Heaney was master of all the above and more. I chanced upon an anthology of his first four poetry collections at a used bookstore in college, and used the first volume as a basis for a paper due in a creative writing class. That very same paper was deployed as a writing sample required for my first post-graduate employment at a literary reference-book company. Fortunately, the editor who hired me also was a fan of Heaney’s work, and I was well on my way – not quite to fame and certainly not to fortune, but, again, toward my own happiness in direct opposition to the advice proffered by the buffoonish Mr. Nixon in Ezra Pound’s “Hugh Selwyn Mauberley:”
The tip’s a good one, as for literature
“It gives no man a sinecure.”
And no one knows, at sight a masterpiece.
And give up verse, my boy,
There’s nothing in it.”
I, like thousands if not millions of his fans, first seized upon Heaney’s poetry for its deconstruction of bucolic romanticism in favor of depictions of rural life that were far more true to the agricultural upbringing of my youth: “Still, living displaces false sentiments/And now, when shrill pups are prodded to drown/I just shrug….” This stoicism also permeates the volumes of poetry in which Heaney explores the Irish “troubles.”

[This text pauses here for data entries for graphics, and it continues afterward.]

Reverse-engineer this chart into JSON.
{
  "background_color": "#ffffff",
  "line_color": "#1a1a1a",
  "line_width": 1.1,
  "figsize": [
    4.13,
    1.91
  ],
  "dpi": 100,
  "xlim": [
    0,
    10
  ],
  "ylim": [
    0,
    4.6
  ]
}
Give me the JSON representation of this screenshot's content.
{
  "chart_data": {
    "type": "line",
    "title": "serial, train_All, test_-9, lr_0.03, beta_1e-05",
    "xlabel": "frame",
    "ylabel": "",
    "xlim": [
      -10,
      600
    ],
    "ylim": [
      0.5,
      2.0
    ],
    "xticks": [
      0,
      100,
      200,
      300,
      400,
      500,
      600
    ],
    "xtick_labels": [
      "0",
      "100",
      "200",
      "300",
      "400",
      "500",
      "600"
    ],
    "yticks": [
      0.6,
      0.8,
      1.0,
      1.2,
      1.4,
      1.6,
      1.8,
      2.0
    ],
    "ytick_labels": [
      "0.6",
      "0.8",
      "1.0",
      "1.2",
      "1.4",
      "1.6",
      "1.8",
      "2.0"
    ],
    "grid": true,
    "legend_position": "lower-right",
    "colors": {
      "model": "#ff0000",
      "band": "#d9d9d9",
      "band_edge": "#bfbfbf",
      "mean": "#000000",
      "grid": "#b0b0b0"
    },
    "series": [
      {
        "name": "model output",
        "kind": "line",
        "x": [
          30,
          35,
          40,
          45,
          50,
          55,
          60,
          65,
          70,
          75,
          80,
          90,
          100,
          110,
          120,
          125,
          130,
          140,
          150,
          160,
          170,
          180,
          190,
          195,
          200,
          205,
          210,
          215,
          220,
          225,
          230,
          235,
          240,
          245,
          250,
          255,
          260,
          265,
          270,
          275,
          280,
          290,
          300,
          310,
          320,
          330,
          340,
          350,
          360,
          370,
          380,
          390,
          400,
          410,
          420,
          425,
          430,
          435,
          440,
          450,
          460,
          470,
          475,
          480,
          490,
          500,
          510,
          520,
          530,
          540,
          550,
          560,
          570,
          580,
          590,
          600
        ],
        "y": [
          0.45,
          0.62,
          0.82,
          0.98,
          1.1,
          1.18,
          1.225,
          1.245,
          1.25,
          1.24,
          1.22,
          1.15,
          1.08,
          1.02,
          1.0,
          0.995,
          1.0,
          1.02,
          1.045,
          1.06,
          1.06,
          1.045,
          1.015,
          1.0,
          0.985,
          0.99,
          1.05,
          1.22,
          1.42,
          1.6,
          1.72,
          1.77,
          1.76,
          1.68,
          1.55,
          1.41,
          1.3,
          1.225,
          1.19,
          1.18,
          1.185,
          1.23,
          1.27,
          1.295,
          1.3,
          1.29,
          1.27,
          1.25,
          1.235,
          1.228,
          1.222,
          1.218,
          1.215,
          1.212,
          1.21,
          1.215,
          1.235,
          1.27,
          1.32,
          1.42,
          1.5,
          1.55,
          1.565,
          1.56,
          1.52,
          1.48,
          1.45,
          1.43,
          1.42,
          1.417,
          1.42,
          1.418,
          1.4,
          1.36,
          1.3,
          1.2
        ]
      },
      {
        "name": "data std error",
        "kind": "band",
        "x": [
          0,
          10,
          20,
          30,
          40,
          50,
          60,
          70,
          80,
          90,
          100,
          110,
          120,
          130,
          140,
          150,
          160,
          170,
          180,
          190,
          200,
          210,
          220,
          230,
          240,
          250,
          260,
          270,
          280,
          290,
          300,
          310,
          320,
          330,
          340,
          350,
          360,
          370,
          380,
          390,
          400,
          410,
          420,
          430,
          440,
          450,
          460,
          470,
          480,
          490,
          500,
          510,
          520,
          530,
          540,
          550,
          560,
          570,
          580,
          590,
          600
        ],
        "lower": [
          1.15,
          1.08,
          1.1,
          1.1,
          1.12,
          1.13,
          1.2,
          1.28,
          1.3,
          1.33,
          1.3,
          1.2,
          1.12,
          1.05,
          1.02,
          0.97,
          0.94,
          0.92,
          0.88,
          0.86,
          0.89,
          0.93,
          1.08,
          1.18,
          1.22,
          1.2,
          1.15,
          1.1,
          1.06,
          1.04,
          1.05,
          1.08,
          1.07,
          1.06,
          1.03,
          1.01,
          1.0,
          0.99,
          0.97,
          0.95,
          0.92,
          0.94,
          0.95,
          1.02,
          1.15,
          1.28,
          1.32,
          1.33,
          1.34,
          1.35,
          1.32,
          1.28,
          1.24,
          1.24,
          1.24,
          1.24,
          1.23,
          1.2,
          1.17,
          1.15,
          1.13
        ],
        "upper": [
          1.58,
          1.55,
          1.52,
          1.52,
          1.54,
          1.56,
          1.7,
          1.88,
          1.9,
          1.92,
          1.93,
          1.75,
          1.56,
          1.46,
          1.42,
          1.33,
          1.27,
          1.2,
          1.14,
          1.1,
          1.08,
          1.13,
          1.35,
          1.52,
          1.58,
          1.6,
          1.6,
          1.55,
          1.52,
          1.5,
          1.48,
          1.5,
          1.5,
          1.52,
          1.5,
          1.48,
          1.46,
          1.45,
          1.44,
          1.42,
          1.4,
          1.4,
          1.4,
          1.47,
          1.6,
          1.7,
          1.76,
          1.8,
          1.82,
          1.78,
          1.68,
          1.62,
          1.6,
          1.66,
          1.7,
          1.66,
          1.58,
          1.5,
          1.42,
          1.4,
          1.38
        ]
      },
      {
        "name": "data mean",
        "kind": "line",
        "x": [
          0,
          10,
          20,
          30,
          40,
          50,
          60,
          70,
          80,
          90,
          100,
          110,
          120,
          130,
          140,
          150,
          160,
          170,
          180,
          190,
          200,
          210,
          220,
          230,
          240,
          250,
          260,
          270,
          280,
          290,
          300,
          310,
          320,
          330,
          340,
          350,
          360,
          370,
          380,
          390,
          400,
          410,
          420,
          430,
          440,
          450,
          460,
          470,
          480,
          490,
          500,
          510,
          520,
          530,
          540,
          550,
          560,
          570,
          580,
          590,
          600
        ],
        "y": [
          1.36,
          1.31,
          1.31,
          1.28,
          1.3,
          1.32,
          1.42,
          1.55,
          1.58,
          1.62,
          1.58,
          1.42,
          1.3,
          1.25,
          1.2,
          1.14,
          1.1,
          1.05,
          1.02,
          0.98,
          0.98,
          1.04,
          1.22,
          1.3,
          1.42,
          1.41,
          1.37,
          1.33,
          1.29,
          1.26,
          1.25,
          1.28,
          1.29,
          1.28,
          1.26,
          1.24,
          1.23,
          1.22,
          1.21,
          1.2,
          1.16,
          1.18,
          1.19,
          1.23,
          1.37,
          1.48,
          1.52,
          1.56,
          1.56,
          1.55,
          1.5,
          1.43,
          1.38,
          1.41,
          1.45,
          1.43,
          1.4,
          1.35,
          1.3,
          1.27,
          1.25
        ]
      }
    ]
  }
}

Finally, it’s to be remembered Heaney – regardless his successes as a college lecturer, critic, and reciter of his and others’ poetry – apparently loved being a poet, which itself is a measure of success on his own terms. “Digging,” another poem from his first volume, sums up the very nature of writing poetry as work:
My grandfather cut more turf in a day
Than any other man on Toner’s bog.
Once I carried him milk in a bottle
Corked sloppily with paper. He straightened up
To drink it, then fell to right away
Nicking and slicing neatly, heaving sods
Over his shoulder, going down and down
For the good turf. Digging.
The cold smell of potato mould, the squelch and slap
Of soggy peat, the curt cuts of an edge
Through living roots awaken in my head.
But I’ve no spade to follow men like them.
Between my finger and my thumb
The squat pen rests.
I’ll dig with it.
I read this poem today for what is at least the 100th time since my initial experience with it in college. As I practice my current craft and happy art as an ink-stained editor, I realize it was not just my innate inquisitiveness and aesthetic nature that led me to Heaney’s poetry. And it wasn’t just the wonderful and passion-fueled entrée to literature I received from an austere nun and bohemian teacher in high school. Those ingredients – and likewise the influence of my fellow students and university instructors – certainly played significant roles. But nothing could have booted the doors of knowledge and appreciation so wide and wildly off their respective hinges for me than an educational process that allowed teachers to actually teach and students to genuinely learn.